All quotations and page numbers are from the 1995 John E. Woods translation.


  1. The Magic Mountain helped save my sanity over lunch breaks during a short period when I was working an extremely boring job as a file clerk in a medical practice. (A job that is now mostly done by technology.)

  2. The curious debts we owe to literature! This would be a good book - a funny one - to read surrounded by medical bureaucracy.

  3. So romantic, using French for seduction!

    Mann is pretty funny. The coffee grinder scene seems a deliberate jab at Freud, whose Egyptian obsession included having a rather kitsch German painting of ancient Egypt hanging directly over his psychiatric couch.

    You're really making me want to pick this book up again.

  4. And it works, too, that French "water and protein" business.

    Mann never uses the phrase "Viennese witch doctor," but otherwise he is just about as rough on Freud as Nabokov would be.

  5. Mann's mastery of all these novels within the novel or registers is one of the reasons I love The Magic Mountain. It's also one of the reasons I suspect I may find Buddenbrooks a little plodding. Am I right to be concerned about the dropoff in quality or complexity between the two?

  6. Oh, no, not a dropoff, not at all, but Buddenbrooks is much more of a 19th century novel, a well-made French novel Germanized or Mannized, with only one specific philosophical episode. (A fellow in a crisis accidentally reads Schopenhauer).

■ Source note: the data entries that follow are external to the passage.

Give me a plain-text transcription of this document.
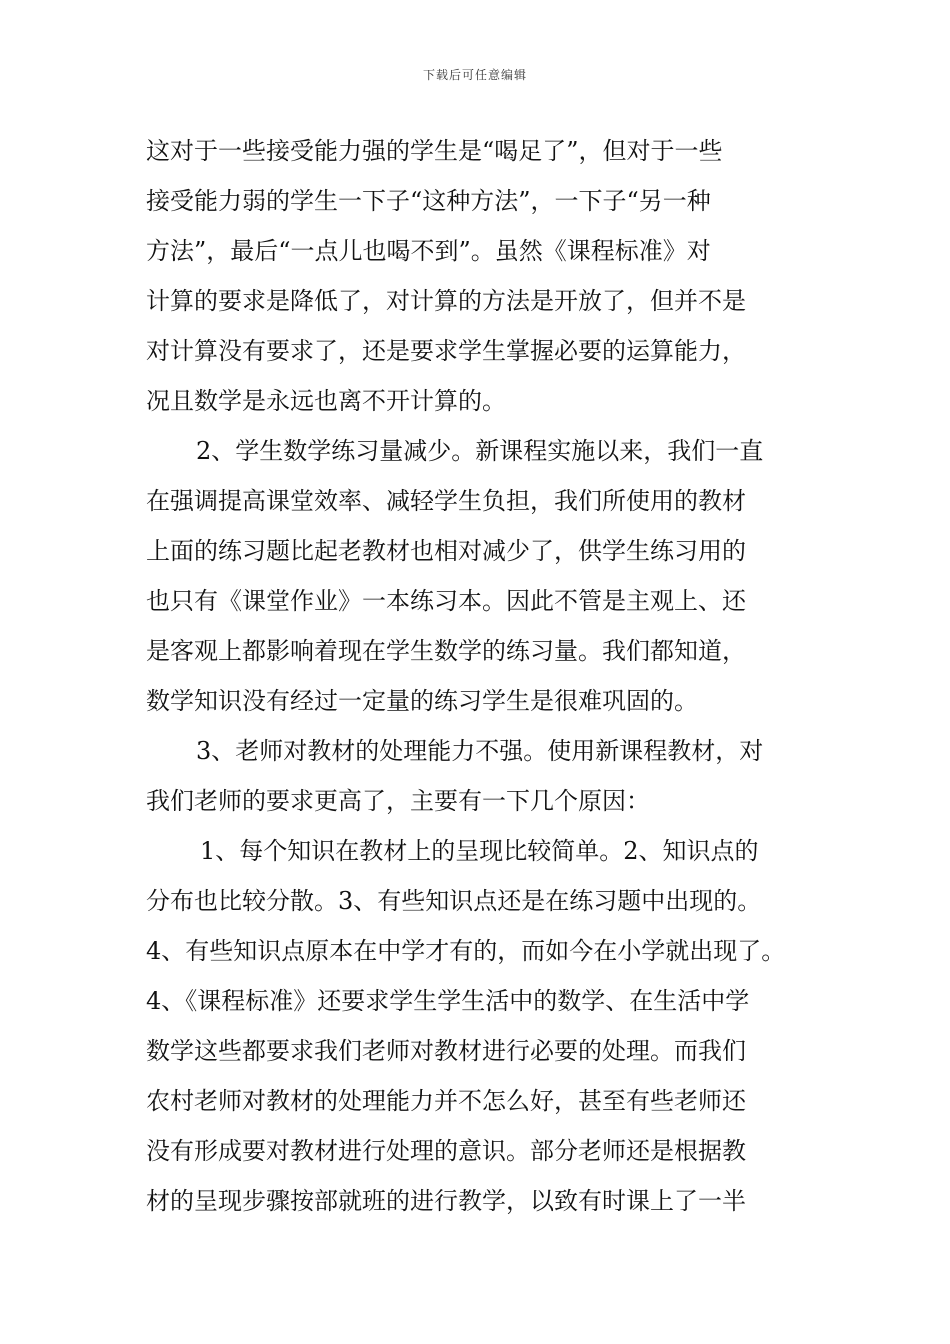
下载后可任意编辑
这对于一些接受能力强的学生是“喝足了”，但对于一些
接受能力弱的学生一下子“这种方法”，一下子“另一种
方法”，最后“一点儿也喝不到”。虽然《课程标准》对
计算的要求是降低了，对计算的方法是开放了，但并不是
对计算没有要求了，还是要求学生掌握必要的运算能力，
况且数学是永远也离不开计算的。
2、学生数学练习量减少。新课程实施以来，我们一直
在强调提高课堂效率、减轻学生负担，我们所使用的教材
上面的练习题比起老教材也相对减少了，供学生练习用的
也只有《课堂作业》一本练习本。因此不管是主观上、还
是客观上都影响着现在学生数学的练习量。我们都知道，
数学知识没有经过一定量的练习学生是很难巩固的。
3、老师对教材的处理能力不强。使用新课程教材，对
我们老师的要求更高了，主要有一下几个原因：
1、每个知识在教材上的呈现比较简单。2、知识点的
分布也比较分散。3、有些知识点还是在练习题中出现的。
4、有些知识点原本在中学才有的，而如今在小学就出现了。
4、《课程标准》还要求学生学生活中的数学、在生活中学
数学这些都要求我们老师对教材进行必要的处理。而我们
农村老师对教材的处理能力并不怎么好，甚至有些老师还
没有形成要对教材进行处理的意识。部分老师还是根据教
材的呈现步骤按部就班的进行教学，以致有时课上了一半
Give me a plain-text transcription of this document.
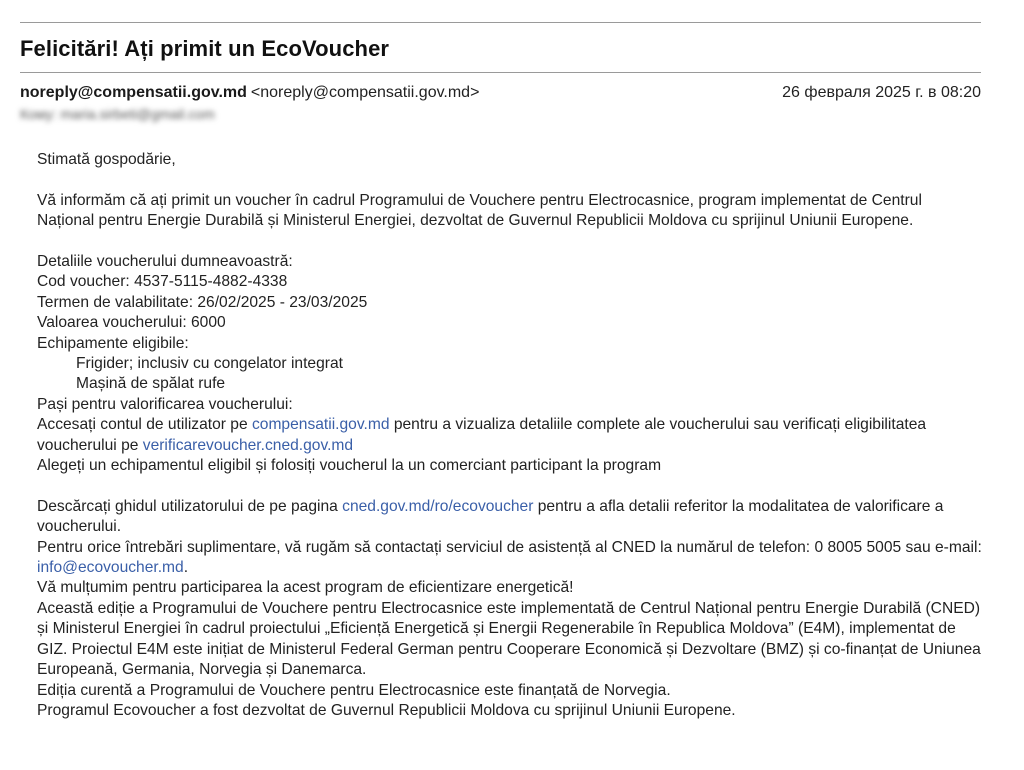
Felicitări! Ați primit un EcoVoucher
noreply@compensatii.gov.md <noreply@compensatii.gov.md>	26 февраля 2025 г. в 08:20
Кому: maria.sirbeti@gmail.com

Stimată gospodărie,

Vă informăm că ați primit un voucher în cadrul Programului de Vouchere pentru Electrocasnice, program implementat de Centrul Național pentru Energie Durabilă și Ministerul Energiei, dezvoltat de Guvernul Republicii Moldova cu sprijinul Uniunii Europene.

Detaliile voucherului dumneavoastră:

Cod voucher: 4537-5115-4882-4338

Termen de valabilitate: 26/02/2025 - 23/03/2025

Valoarea voucherului: 6000

Echipamente eligibile:

Frigider; inclusiv cu congelator integrat

Mașină de spălat rufe

Pași pentru valorificarea voucherului:

Accesați contul de utilizator pe compensatii.gov.md pentru a vizualiza detaliile complete ale voucherului sau verificați eligibilitatea voucherului pe verificarevoucher.cned.gov.md

Alegeți un echipamentul eligibil și folosiți voucherul la un comerciant participant la program

Descărcați ghidul utilizatorului de pe pagina cned.gov.md/ro/ecovoucher pentru a afla detalii referitor la modalitatea de valorificare a voucherului.

Pentru orice întrebări suplimentare, vă rugăm să contactați serviciul de asistență al CNED la numărul de telefon: 0 8005 5005 sau e-mail: info@ecovoucher.md.

Vă mulțumim pentru participarea la acest program de eficientizare energetică!

Această ediție a Programului de Vouchere pentru Electrocasnice este implementată de Centrul Național pentru Energie Durabilă (CNED) și Ministerul Energiei în cadrul proiectului „Eficiență Energetică și Energii Regenerabile în Republica Moldova” (E4M), implementat de GIZ. Proiectul E4M este inițiat de Ministerul Federal German pentru Cooperare Economică și Dezvoltare (BMZ) și co-finanțat de Uniunea Europeană, Germania, Norvegia și Danemarca.

Ediția curentă a Programului de Vouchere pentru Electrocasnice este finanțată de Norvegia.

Programul Ecovoucher a fost dezvoltat de Guvernul Republicii Moldova cu sprijinul Uniunii Europene.
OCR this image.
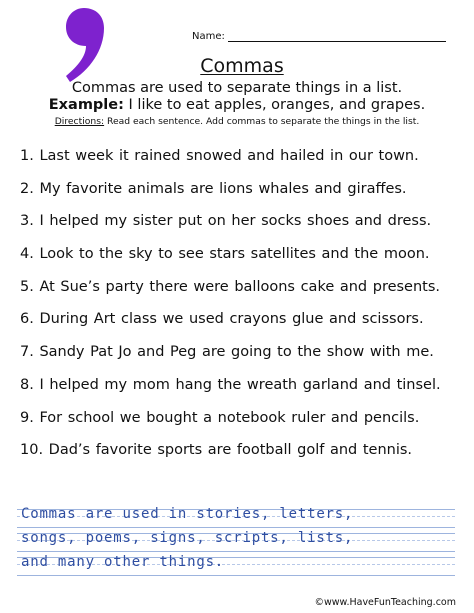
Name:
Commas
Commas are used to separate things in a list.
Example: I like to eat apples, oranges, and grapes.
Directions: Read each sentence. Add commas to separate the things in the list.
1. Last week it rained snowed and hailed in our town.
2. My favorite animals are lions whales and giraffes.
3. I helped my sister put on her socks shoes and dress.
4. Look to the sky to see stars satellites and the moon.
5. At Sue’s party there were balloons cake and presents.
6. During Art class we used crayons glue and scissors.
7. Sandy Pat Jo and Peg are going to the show with me.
8. I helped my mom hang the wreath garland and tinsel.
9. For school we bought a notebook ruler and pencils.
10. Dad’s favorite sports are football golf and tennis.
Commas are used in stories, letters,
songs, poems, signs, scripts, lists,
and many other things.
©www.HaveFunTeaching.com
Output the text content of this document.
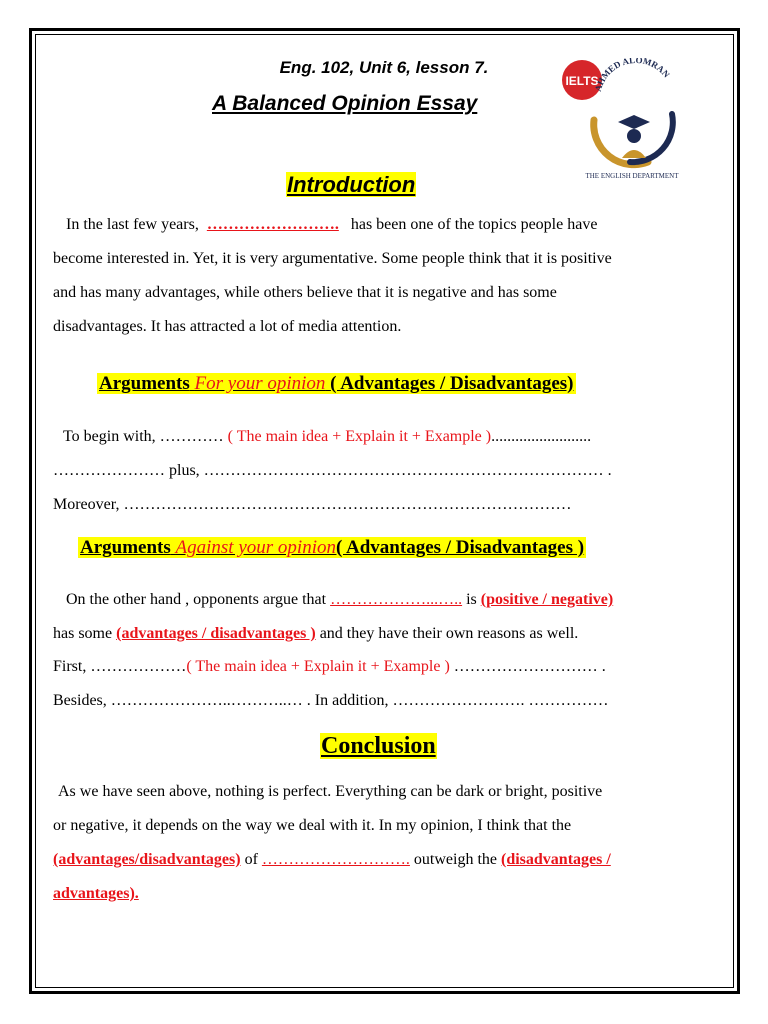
Eng. 102, Unit 6, lesson 7.
A Balanced Opinion Essay
IELTS
AHMED ALOMRAN
THE ENGLISH DEPARTMENT
Introduction
In the last few years, ……………………. has been one of the topics people have
become interested in. Yet, it is very argumentative. Some people think that it is positive
and has many advantages, while others believe that it is negative and has some
disadvantages. It has attracted a lot of media attention.
Arguments For your opinion ( Advantages / Disadvantages)
To begin with, ………… ( The main idea + Explain it + Example ).........................
………………… plus, ………………………………………………………………… .
Moreover, …………………………………………………………………………
Arguments Against your opinion( Advantages / Disadvantages )
On the other hand , opponents argue that ………………...….. is (positive / negative)
has some (advantages / disadvantages ) and they have their own reasons as well.
First, ………………( The main idea + Explain it + Example ) ……………………… .
Besides, …………………..………..… . In addition, ……………………. ……………
Conclusion
As we have seen above, nothing is perfect. Everything can be dark or bright, positive
or negative, it depends on the way we deal with it. In my opinion, I think that the
(advantages/disadvantages) of ………………………. outweigh the (disadvantages /
advantages).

    Those two books are different critters. I thought Buddenbrooks was a lot lighter on its feet than MM. Settembrini and the Inquisitor babbling at each other, that's where I thought Mann plodded, where he wanted me to suffer, for my own good, I guess.

  7. Of his longer works I’ve only read Doktor Faustus which is amazing. I really want to read this too but need a breather after Berlin Alexanderplatz. I hadn’t seen it mentioned as many novels in one but makes perfect sense. Thomas Mann can be very funny. I remember Felix Krull as one of his funniest. People don’t seem to read it. Possibly because it’s unfinished.

  8. In places, the "three novel" idea falls apart, or is even nonsense, but it helped me organize the big, complex novel. "Oh no, they are 'debating' again, what is this?"

    I have not read much later than MM. The Joseph books next year, I hope, then Faustus and Krull eventually. You are right, some readers hear "unfinished" and say "no way." I, by contrast, wish more published novels were unfinished.